I agreed to become a co-chair in part (of course) because I strongly support the principles for banking policy that they have laid out -- the same ones supported by all of the economists and economic policy thinkers I respect the most, people like Paul Krugman, Dean Baker, Joe Stiglitz, William Greider, Simon Johnson, Jamie Galbraith, Leo Hindery, and Rob Johnson. But I also agreed to help because the spontaneous passion and obvious organizing skill, completely unsupported with money or institutional DC help, reminded me of the early days of Moveon.org. Before there was ever the online organizational giant of Moveon.org, it was a simple internet petition written and put online in the living room of Wes Boyd and Joan Blades and forwarded to a few of their friends. Wes and Joan didn't know anything about how Washington D.C. works, or how a PAC operated, or how a poll was conducted. They didn't have any money or institutional support when they started, although a few of us in DC recognized their potential and lent a helping hand. All they had was their passion about an issue (in that case, the impeachment fight), and great instincts about online organizing.

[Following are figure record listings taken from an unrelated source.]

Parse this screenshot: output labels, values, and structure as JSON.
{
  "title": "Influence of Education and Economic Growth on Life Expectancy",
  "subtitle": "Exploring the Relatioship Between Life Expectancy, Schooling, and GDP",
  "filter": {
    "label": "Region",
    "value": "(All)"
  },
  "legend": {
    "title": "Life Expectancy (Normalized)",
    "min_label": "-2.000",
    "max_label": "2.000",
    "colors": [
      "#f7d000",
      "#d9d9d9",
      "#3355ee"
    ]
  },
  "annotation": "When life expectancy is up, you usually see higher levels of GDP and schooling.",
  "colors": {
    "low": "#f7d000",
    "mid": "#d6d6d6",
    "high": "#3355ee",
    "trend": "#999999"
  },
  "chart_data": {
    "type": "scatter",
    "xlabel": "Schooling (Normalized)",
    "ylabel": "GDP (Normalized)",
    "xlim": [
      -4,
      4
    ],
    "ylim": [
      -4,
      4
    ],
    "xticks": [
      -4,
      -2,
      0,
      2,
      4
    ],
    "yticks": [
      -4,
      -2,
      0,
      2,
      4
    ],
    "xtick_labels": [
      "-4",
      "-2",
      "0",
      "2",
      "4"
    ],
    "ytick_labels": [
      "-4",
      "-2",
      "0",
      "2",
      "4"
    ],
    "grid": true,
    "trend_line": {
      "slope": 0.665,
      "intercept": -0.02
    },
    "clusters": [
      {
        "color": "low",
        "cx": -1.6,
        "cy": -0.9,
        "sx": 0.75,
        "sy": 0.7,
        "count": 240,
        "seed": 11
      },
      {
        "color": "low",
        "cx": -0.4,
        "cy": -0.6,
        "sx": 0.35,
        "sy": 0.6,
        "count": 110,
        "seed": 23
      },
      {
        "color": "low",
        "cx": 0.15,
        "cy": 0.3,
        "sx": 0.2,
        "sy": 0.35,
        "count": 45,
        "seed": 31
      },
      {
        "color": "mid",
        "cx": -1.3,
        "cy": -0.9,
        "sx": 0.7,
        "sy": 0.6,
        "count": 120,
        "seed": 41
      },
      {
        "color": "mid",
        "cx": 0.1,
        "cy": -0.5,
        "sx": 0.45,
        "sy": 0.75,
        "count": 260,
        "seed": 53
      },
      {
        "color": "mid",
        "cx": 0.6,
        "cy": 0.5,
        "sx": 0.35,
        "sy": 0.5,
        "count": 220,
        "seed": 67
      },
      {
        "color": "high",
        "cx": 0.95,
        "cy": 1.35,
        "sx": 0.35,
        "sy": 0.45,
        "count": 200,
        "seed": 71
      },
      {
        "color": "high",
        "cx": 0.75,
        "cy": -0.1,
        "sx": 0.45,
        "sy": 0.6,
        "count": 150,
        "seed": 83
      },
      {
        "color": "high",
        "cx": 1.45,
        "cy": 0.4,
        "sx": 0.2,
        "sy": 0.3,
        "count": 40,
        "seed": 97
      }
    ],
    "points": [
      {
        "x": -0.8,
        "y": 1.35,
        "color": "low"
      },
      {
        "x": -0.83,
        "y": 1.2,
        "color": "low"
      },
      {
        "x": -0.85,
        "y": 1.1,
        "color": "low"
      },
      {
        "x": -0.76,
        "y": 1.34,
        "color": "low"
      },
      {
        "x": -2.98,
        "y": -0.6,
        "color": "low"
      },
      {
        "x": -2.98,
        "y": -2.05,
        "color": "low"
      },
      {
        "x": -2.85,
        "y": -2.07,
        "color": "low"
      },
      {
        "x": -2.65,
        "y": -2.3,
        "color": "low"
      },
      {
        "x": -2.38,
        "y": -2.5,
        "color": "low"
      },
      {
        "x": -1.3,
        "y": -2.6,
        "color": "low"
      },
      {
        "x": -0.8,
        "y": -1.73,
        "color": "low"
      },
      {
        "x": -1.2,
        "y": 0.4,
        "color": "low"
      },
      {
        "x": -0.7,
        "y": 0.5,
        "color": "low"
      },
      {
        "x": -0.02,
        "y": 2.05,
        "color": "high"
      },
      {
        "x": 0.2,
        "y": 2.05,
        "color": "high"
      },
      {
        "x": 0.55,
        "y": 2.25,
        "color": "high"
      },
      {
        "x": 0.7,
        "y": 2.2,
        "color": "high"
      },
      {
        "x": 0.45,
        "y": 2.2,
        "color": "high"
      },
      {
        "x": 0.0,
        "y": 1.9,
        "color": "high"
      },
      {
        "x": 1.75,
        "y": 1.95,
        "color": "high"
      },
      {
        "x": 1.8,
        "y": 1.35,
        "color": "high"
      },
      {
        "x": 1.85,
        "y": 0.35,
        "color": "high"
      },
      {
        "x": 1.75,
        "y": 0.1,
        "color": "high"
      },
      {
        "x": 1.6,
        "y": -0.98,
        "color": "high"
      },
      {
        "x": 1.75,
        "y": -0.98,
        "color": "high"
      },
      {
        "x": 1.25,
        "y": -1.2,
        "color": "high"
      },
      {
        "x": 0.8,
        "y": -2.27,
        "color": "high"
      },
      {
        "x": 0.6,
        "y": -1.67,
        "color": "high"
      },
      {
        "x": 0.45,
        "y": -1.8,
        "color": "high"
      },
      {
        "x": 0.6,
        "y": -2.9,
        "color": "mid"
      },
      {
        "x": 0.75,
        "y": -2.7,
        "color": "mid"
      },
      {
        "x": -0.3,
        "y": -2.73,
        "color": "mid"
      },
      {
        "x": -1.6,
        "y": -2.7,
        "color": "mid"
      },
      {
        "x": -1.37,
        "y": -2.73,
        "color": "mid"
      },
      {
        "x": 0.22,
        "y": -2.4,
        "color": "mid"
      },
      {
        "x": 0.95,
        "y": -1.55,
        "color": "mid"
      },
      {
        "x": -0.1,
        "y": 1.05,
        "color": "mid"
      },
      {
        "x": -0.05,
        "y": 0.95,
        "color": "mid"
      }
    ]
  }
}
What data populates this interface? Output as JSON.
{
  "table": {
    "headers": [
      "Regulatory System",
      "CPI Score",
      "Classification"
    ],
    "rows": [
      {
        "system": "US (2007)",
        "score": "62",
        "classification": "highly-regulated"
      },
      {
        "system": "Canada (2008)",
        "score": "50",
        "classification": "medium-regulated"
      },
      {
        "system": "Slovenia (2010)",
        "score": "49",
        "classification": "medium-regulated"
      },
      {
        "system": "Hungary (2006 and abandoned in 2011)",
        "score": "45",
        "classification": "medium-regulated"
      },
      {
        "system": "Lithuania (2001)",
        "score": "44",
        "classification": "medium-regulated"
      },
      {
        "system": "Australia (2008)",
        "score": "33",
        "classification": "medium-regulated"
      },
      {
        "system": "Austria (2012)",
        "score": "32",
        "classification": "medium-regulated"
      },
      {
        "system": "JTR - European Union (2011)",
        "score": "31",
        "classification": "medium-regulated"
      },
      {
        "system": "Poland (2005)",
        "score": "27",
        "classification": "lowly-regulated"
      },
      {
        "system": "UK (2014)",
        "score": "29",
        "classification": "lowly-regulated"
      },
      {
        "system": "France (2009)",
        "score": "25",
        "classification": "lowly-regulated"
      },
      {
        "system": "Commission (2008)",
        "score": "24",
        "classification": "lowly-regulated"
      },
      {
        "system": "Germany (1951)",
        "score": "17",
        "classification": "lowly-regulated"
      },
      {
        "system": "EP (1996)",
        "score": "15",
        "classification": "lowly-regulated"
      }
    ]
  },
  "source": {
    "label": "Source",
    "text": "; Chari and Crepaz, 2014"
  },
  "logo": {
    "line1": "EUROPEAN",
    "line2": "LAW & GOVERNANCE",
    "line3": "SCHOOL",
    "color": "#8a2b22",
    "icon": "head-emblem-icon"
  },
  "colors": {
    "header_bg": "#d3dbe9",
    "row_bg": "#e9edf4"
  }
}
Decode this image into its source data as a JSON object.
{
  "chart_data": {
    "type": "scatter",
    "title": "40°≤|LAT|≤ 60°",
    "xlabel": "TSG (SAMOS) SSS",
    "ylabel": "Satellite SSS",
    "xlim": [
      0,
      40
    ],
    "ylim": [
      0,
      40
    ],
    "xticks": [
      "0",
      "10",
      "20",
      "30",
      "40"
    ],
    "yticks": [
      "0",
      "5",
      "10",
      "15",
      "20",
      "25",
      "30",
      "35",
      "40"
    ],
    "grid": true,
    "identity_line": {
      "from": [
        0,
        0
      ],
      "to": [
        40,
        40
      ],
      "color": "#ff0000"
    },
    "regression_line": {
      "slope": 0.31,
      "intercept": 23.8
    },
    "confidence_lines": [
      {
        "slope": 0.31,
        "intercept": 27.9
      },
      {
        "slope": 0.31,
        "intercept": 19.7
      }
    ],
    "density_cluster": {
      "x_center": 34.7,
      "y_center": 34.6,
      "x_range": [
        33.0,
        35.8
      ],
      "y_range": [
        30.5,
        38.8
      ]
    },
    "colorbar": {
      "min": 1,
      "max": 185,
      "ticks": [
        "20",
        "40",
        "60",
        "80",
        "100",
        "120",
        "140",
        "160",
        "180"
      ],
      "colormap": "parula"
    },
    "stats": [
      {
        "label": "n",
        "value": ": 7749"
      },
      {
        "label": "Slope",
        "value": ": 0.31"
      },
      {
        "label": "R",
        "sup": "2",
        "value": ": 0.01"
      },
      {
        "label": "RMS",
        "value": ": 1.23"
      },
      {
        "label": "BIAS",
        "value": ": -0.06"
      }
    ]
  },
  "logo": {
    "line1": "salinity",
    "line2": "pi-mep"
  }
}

While A New Way Forward does have some old hands at online organizing involved, their spontaneous passion about their issue and their creating a protest with national implications with no financial or institutional support reminds me exactly of MoveOn.org's launch 11 years ago. It also reminds me of the practically spontaneous mass street demonstrations done in 2005 on the immigration issue by prominently young Hispanic organizers mostly driven by text messaging.

One of the reasons I am so excited about A New Way Forward is that this approach to organizing a campaign around the banking issue is exactly what is needed. Traditional DC organizations were always going to be reluctant to get into this fight. For one thing, very few DC organizations work on banking and finance issues. For those that do, they are deeply engaged in working with the White House to get the budget and health care reform passed, and don't want to throw cold water on that White House relationship.

Here is the information about the April 11th rallies. I will be speaking at the one in DC, but please don't let that discourage you from coming. My message will be simple: I support Barack Obama, support his budget and his agendas for health care and climate change and immigration reform and the Employee Free Choice Act. But on banking policy, we need A New Way Forward.